Similarly, in other areas like gaming, statistics can help predict trends but might not capture the unpredictability of human behavior. For instance, while probability models can enhance user engagement in games, there’s always room for surprises beyond the numbers.
Adapting to new techniques and strategies
Over time, fighters adapt to new techniques and strategies to secure more wins. As such, depending solely on past performance doesn’t account for changes in a fighter’s strategy. Just as in other games, the perceived versus actual fighting capacity varies.
Case Studies
Examples of successful statistical predictions
- Vicente Luque vs Rafael Dos Anjos 2013: Vicente Luque won as predicted by models.
- Alexander Volkanovski vs Ilia Topuria 2024: Ilia Topuria won as predicted.
Instances where statistics failed to predict outcomes
- Charles Oliveira vs Beneil Dariush in 2023. Predictions assumed Beneil Dariush would win, but Charles Oliveira won.
- Michael Johnson vs Clay Guida in 2021: Predictions had Michael Johnson in the lead but Clay Guida clenched victory.

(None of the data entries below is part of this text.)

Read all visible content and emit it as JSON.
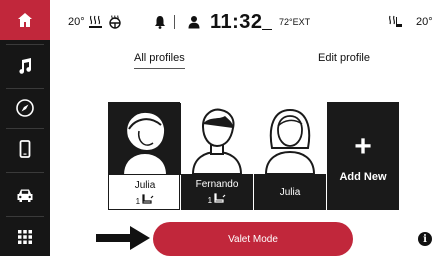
{
  "status": {
    "left_temp": "20°",
    "clock": "11:32",
    "ext_temp": "72°EXT",
    "right_temp": "20°"
  },
  "tabs": {
    "all_profiles": "All profiles",
    "edit_profile": "Edit profile"
  },
  "profiles": [
    {
      "name": "Julia",
      "seat": "1",
      "selected": true
    },
    {
      "name": "Fernando",
      "seat": "1",
      "selected": false
    },
    {
      "name": "Julia",
      "seat": "",
      "selected": false
    }
  ],
  "add_new": {
    "symbol": "+",
    "label": "Add New"
  },
  "valet_button": "Valet Mode",
  "info_symbol": "i",
  "colors": {
    "accent": "#c1273b",
    "sidebar": "#161616",
    "card": "#1a1a1a"
  },
  "nav": [
    "home-icon",
    "music-note-icon",
    "compass-icon",
    "phone-icon",
    "car-icon",
    "apps-grid-icon"
  ]
}
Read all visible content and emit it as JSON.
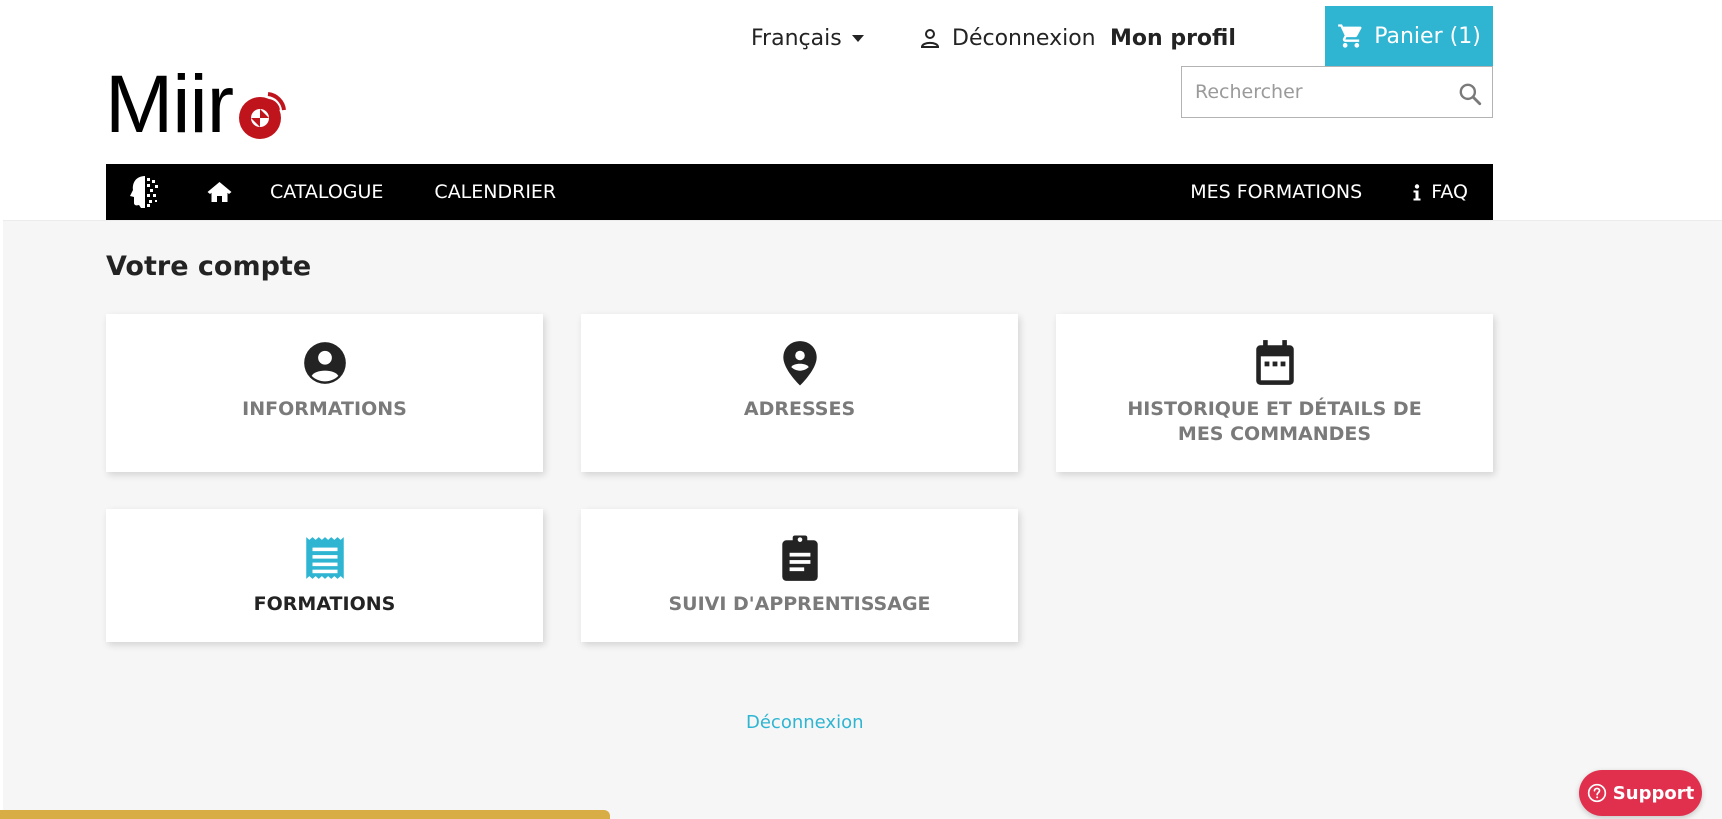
{
  "header": {
    "logo_text": "Miir",
    "language": "Français",
    "logout_label": "Déconnexion",
    "profile_label": "Mon profil",
    "cart_label": "Panier (1)",
    "search_placeholder": "Rechercher"
  },
  "nav": {
    "items": [
      "CATALOGUE",
      "CALENDRIER",
      "MES FORMATIONS",
      "FAQ"
    ]
  },
  "main": {
    "title": "Votre compte",
    "cards": [
      {
        "label": "INFORMATIONS",
        "icon": "account-circle-icon"
      },
      {
        "label": "ADRESSES",
        "icon": "map-pin-icon"
      },
      {
        "label": "HISTORIQUE ET DÉTAILS DE MES COMMANDES",
        "icon": "calendar-icon"
      },
      {
        "label": "FORMATIONS",
        "icon": "receipt-icon",
        "active": true
      },
      {
        "label": "SUIVI D'APPRENTISSAGE",
        "icon": "clipboard-icon"
      }
    ],
    "logout_link": "Déconnexion"
  },
  "support": {
    "label": "Support"
  },
  "colors": {
    "accent": "#2fb5d2",
    "nav_bg": "#000000",
    "support": "#e0304d",
    "logo_red": "#c0141c",
    "gold": "#d9ad45"
  }
}
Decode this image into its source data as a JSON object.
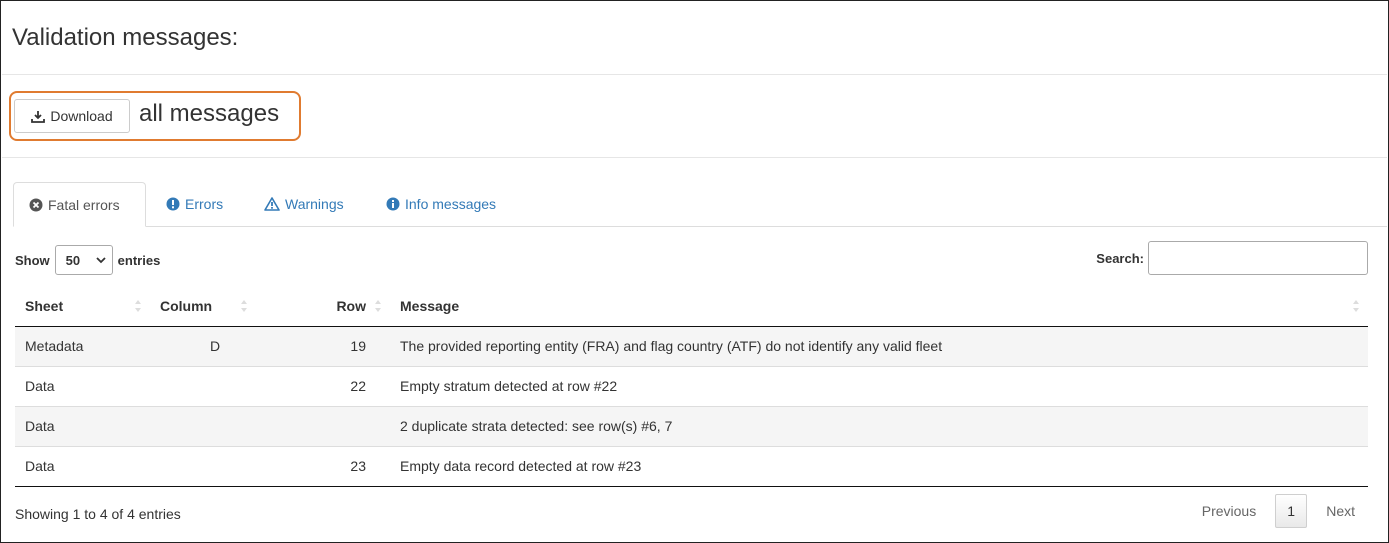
{
  "header": {
    "title": "Validation messages:"
  },
  "download": {
    "button_label": "Download",
    "suffix_text": "all messages",
    "highlight_color": "#e07b30"
  },
  "tabs": [
    {
      "label": "Fatal errors",
      "icon": "circle-x-icon",
      "active": true
    },
    {
      "label": "Errors",
      "icon": "exclamation-circle-icon",
      "active": false
    },
    {
      "label": "Warnings",
      "icon": "warning-triangle-icon",
      "active": false
    },
    {
      "label": "Info messages",
      "icon": "info-circle-icon",
      "active": false
    }
  ],
  "table_controls": {
    "show_label": "Show",
    "entries_value": "50",
    "entries_label": "entries",
    "search_label": "Search:",
    "search_value": ""
  },
  "table": {
    "columns": [
      "Sheet",
      "Column",
      "Row",
      "Message"
    ],
    "rows": [
      {
        "sheet": "Metadata",
        "column": "D",
        "row": "19",
        "message": "The provided reporting entity (FRA) and flag country (ATF) do not identify any valid fleet"
      },
      {
        "sheet": "Data",
        "column": "",
        "row": "22",
        "message": "Empty stratum detected at row #22"
      },
      {
        "sheet": "Data",
        "column": "",
        "row": "",
        "message": "2 duplicate strata detected: see row(s) #6, 7"
      },
      {
        "sheet": "Data",
        "column": "",
        "row": "23",
        "message": "Empty data record detected at row #23"
      }
    ]
  },
  "footer": {
    "info": "Showing 1 to 4 of 4 entries",
    "previous_label": "Previous",
    "current_page": "1",
    "next_label": "Next"
  },
  "colors": {
    "link": "#337ab7",
    "accent_border": "#e07b30"
  }
}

The Future of Fight Prediction
More and more predictions are turning to machine learning and AI to predict fight outcomes. In a paper titled “Predicting UFC matches using regression models,” researchers Sebastian Apelgren and Christoffer Eklund applied statistical inference methods to data from UFC MMA matches from April 2000 to April 2024. Using logistic regression and Bayesian regression, they created models with 60% and 70% outcome accuracy, respectively.
Conclusion
Ultimately, making better predictions is a delicate balance between expert insight and statistical analysis. While the statistical models used to predict fight predictions will continue to evolve, they cannot fully encapsulate the unknowable. As such, the best way to make a good bet is to invest in the data straight from the source while retaining a healthy attitude about the unknowable.